Falling asleep in a half-dream!


Resting weary limbs at last on beds of asphodel.”

The following morning—our last day on the Magdalena—found us at Calamar. Here some of our fellow-passengers disembarked to take the train to Cartagena, sixty-five miles to the westward. From Calamar to Barranquilla, the chief northern terminus of river navigation, is sixty-six miles. This distance we expected to make in a few hours, but for reasons presently to be given, we were unexpectedly delayed within sight of Barranquilla, the goal that marked the completion of another important stage in our journey.

Our last day on the Magdalena was a bright balmy one in June. We spent the entire time on the forward part of the upper deck, fanned by the delightful breezes that were wafted from the Caribbean. The river here has about the same width as has the Mississippi at New Orleans, but the scenery is far more attractive. It flows through a broad, level, grass-covered savanna, which extends beyond the limits of vision, and which is dotted here and there with small villages and flourishing haciendas. Some of the houses near the river banks have a most cozy appearance. They are almost embowered in a mass of flowers of every hue, and surrounded by lofty palms whose lovely emerald coronals were each a picture of rarest beauty.

“These princes of the vegetable world” always had a peculiar fascination for us, no matter where we saw them. And during our long journey from the delta of the Orinoco they were never absent from view even for a single hour. When one species disappeared it was replaced by another, and thus they followed us from the Atlantic wave to the lofty crest of Suma Paz. The ocean-loving cocoa gave place to the moriche, and this was in turn succeeded by the corneto of the llanos and the wax palm of the Sierras.[22]

It is quite impossible for the inhabitants of our northern climes to have anything approaching an adequate conception of the grace and beauty and surpassing loveliness of the omnipresent palms of the equatorial world. Away from heat and sunshine, they are quite devoid of the luxuriance and stateliness that characterize them in the tropics. In Europe, for instance, there is but a single palm that is indigenous—the Chamærops humilis. The date palm was introduced from the East. In the tropics, however, about eleven hundred species of palms are known, and there is reason to believe that, when this part of the world shall have been thoroughly explored, many new species shall be discovered.

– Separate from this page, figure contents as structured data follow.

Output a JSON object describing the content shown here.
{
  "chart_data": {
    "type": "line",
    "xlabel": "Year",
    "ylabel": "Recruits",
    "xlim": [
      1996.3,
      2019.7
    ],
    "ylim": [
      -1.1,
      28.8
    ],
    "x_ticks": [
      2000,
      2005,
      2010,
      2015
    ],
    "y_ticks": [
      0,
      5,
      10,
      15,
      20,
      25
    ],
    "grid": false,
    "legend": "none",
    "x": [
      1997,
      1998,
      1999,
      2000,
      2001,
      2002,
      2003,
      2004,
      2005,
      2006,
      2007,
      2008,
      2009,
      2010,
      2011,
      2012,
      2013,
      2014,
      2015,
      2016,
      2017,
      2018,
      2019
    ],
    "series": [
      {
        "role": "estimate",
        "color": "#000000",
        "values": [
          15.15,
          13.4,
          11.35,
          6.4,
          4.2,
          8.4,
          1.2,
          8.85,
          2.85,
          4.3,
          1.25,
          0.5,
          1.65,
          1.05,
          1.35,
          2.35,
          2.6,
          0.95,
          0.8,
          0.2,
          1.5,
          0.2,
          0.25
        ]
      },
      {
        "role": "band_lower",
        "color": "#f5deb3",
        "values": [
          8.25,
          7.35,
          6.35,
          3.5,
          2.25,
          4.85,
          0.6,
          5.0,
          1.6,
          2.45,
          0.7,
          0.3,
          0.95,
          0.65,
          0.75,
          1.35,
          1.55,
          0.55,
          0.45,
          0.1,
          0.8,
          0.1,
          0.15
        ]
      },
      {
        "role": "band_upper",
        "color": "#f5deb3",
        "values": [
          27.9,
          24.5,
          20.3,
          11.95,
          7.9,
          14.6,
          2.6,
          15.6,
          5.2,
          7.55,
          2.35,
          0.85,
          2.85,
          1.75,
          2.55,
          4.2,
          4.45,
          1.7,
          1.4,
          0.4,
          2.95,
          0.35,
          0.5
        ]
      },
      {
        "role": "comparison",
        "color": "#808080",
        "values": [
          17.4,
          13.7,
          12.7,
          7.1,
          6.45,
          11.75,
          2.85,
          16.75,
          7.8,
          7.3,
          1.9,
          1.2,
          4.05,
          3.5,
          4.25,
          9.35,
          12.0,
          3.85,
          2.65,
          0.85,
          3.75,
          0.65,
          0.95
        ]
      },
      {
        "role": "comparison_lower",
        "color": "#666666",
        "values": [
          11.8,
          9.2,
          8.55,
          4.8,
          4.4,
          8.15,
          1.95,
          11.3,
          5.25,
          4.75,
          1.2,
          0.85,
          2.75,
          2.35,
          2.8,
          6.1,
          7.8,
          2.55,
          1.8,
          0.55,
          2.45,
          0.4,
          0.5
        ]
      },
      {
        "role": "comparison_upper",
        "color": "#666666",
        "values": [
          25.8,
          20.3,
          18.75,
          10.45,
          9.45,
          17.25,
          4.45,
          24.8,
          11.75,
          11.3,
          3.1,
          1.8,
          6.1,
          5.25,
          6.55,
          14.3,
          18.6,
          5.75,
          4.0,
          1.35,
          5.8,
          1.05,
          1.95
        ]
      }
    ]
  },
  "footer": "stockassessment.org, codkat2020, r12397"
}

The habits as well as the habitats of palms were a source of unfailing interest to us. Some are solitary and are rarely found forming groups with other trees of their species. Others, like the date palm, are quite gregarious and often form extensive clumps. Others still are said to be “social,” because they occupy extensive tracts almost to the entire exclusion of other kinds of trees. Various species of Mauritia, Attalea, Cocoa and Copernicia are social palms, and the palmares—palm groves—formed by them constitute the most attractive features of tropical landscapes.

We once saw near the river’s bank a grove of this kind composed of palms of unusual height and beauty. It had been selected as the last resting place of the denizens of a neighboring village, and was, to our mind, the most beautiful cemetery in the world. Could we have our choice, we should prefer, by far, to repose under one of those noble frond-bearing shafts to being shelved away in the costliest marble vault of Père Lachaise.